Una brutta faida familiare per Valentino Rossi. Il 46enne ex campione di MotoGp, nove volte vincitore del Mondiale, è "in guerra" con suo padre Graziano dal 2024, quando ha ottenuto di essere nominato amministratore di sostegno del papà, a sua volta ex motociclista e pilota di rally tra anni Settanta e Ottanta.
L'uomo, oggi 71enne, è stato giudicato dal campione di Tavullia "psicologicamente fragile". Un giudizio contestato dallo stesso Graziano, che dopo un anno ha chiesto al figlio di riottenere piena libertà e autonomia legale. Da qui la causa civile, che ha visto il giudice di Pesaro dare ragione a Rossi Senior, "pienamente in grado di intendere e di volere".

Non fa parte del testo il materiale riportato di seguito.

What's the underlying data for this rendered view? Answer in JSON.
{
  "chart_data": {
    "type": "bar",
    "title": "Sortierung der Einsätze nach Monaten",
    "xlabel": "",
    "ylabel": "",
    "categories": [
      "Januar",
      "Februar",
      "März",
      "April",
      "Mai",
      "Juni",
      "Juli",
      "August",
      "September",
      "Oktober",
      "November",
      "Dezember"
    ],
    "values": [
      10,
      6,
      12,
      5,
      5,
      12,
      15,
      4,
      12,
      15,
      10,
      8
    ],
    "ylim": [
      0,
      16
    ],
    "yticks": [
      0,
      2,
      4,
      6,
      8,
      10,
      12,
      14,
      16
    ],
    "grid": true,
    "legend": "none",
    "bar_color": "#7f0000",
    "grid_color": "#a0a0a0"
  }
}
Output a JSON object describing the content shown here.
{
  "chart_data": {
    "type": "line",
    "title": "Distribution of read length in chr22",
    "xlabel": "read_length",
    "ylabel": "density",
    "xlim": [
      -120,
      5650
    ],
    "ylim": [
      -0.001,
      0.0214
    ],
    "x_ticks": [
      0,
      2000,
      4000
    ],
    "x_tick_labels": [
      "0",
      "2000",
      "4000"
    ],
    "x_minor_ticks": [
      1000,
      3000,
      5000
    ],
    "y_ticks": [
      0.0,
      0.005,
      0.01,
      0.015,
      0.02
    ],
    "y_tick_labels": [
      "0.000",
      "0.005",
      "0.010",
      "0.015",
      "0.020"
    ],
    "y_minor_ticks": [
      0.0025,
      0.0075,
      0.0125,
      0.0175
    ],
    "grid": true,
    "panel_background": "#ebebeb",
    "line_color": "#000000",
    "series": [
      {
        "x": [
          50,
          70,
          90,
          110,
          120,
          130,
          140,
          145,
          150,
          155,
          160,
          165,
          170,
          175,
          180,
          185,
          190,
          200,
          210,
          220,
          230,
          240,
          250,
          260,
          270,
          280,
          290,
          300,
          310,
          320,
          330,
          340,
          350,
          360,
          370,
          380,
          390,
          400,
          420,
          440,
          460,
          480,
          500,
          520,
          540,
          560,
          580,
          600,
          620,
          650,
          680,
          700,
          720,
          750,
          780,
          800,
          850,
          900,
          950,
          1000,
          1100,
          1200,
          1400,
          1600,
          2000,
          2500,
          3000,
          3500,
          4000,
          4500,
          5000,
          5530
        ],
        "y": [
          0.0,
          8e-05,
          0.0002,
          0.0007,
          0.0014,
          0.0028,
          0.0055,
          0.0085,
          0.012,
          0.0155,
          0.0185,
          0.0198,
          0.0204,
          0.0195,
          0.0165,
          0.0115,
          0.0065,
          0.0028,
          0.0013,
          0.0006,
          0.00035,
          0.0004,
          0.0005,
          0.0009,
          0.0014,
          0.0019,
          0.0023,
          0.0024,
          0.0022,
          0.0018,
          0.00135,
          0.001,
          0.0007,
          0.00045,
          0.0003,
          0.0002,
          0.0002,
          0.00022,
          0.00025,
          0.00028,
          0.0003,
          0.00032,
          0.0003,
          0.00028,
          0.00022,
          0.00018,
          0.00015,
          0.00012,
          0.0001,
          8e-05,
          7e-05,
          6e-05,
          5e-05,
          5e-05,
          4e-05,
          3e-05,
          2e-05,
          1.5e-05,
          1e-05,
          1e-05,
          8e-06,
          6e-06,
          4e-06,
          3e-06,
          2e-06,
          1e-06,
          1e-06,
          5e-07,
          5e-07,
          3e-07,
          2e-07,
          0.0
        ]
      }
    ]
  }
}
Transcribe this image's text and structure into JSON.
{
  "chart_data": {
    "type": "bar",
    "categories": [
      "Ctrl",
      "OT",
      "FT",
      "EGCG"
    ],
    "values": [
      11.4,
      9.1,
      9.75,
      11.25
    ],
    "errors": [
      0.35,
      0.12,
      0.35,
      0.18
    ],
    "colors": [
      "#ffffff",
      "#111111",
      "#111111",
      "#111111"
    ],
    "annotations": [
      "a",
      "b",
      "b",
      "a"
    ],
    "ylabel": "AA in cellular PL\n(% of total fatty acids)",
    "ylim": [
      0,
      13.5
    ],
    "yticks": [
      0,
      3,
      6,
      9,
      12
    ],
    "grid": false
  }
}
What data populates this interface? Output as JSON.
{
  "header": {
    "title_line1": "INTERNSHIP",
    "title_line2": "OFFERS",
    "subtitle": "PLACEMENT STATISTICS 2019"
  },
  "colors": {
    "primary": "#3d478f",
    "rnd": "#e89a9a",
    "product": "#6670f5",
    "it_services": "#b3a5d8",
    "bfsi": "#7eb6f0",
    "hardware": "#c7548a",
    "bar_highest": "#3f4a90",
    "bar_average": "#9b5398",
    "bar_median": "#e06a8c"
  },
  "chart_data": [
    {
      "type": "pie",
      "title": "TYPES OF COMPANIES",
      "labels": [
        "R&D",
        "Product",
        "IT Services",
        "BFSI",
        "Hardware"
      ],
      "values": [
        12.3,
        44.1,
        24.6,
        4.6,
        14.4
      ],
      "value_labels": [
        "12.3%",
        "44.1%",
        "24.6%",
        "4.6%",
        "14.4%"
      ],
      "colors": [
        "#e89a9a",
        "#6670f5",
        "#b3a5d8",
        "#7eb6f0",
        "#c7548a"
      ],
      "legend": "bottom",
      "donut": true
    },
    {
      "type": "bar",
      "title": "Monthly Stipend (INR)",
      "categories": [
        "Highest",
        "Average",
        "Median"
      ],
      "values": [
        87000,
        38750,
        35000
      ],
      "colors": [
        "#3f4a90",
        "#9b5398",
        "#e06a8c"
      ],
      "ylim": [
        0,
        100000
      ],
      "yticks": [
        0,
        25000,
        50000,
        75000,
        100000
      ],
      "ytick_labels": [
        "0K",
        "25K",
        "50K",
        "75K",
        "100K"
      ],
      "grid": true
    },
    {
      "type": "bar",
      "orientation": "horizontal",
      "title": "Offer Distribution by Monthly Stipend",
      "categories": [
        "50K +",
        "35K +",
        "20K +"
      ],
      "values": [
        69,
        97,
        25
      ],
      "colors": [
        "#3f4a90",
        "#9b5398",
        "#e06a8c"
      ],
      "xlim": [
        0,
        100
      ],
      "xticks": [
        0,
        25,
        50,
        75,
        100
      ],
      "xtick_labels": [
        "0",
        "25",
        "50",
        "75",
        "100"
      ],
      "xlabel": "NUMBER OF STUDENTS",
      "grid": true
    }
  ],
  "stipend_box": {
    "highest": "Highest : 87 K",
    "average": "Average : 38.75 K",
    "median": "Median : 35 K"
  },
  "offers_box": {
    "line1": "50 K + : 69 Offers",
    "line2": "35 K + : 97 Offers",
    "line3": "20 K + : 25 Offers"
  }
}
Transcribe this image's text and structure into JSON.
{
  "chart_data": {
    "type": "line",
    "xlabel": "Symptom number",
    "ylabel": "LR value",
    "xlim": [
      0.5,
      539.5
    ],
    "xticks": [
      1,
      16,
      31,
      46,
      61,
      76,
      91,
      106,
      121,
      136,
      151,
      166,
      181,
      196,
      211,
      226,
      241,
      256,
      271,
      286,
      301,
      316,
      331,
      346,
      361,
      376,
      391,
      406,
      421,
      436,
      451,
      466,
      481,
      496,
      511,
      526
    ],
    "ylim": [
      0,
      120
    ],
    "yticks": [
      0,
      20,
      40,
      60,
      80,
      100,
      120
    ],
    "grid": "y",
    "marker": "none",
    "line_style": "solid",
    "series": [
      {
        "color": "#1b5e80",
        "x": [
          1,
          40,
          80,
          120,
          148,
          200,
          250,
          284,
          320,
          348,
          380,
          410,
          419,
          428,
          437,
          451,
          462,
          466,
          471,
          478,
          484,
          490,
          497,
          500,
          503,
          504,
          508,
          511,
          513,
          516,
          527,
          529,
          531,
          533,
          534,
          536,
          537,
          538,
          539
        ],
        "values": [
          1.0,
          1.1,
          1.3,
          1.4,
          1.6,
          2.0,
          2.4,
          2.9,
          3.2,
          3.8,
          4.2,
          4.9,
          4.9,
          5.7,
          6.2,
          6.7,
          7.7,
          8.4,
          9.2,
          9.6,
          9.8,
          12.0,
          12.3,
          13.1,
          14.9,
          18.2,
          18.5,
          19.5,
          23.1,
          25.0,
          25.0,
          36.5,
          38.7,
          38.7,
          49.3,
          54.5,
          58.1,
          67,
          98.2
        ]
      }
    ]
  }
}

In questo scenario assai spinoso, Valentino decide di proseguire la battaglia tirando in ballo l'attuale compagna di Graziano, facendo Appello contro la sentenza di primo grado e denunciando penalmente la donna per "circonvenzione di incapace". Contro di lei Rossi ha presentato una accusa pesante: avrebbe prelevato 176mila euro dal conto corrente del padre, dei quali 100mila con la causale "prestito". Ci sarebbero poi altri 34mila euro in contanti, prelevati in 12 anni di relazione. Numeri che Valentino avrebbe verificato nell'anno da amministratore di sostegno del padre, spiega Tgcom24.
La bagarre legale appare appena iniziata: il sostituto procuratore Irene Lilliu ha infatti confermato, nuovi esami psichiatrici alla mano, come Graziano non abbia alcun bisogno di un amministratore di sostegno. La Guardia di Finanza continua a indagare sui conti dell'uomo ed è attesa la sentenza sulla possibile archiviazione della causa contro la compagna del papà di Vale o un suo eventuale rinvio a giudizio.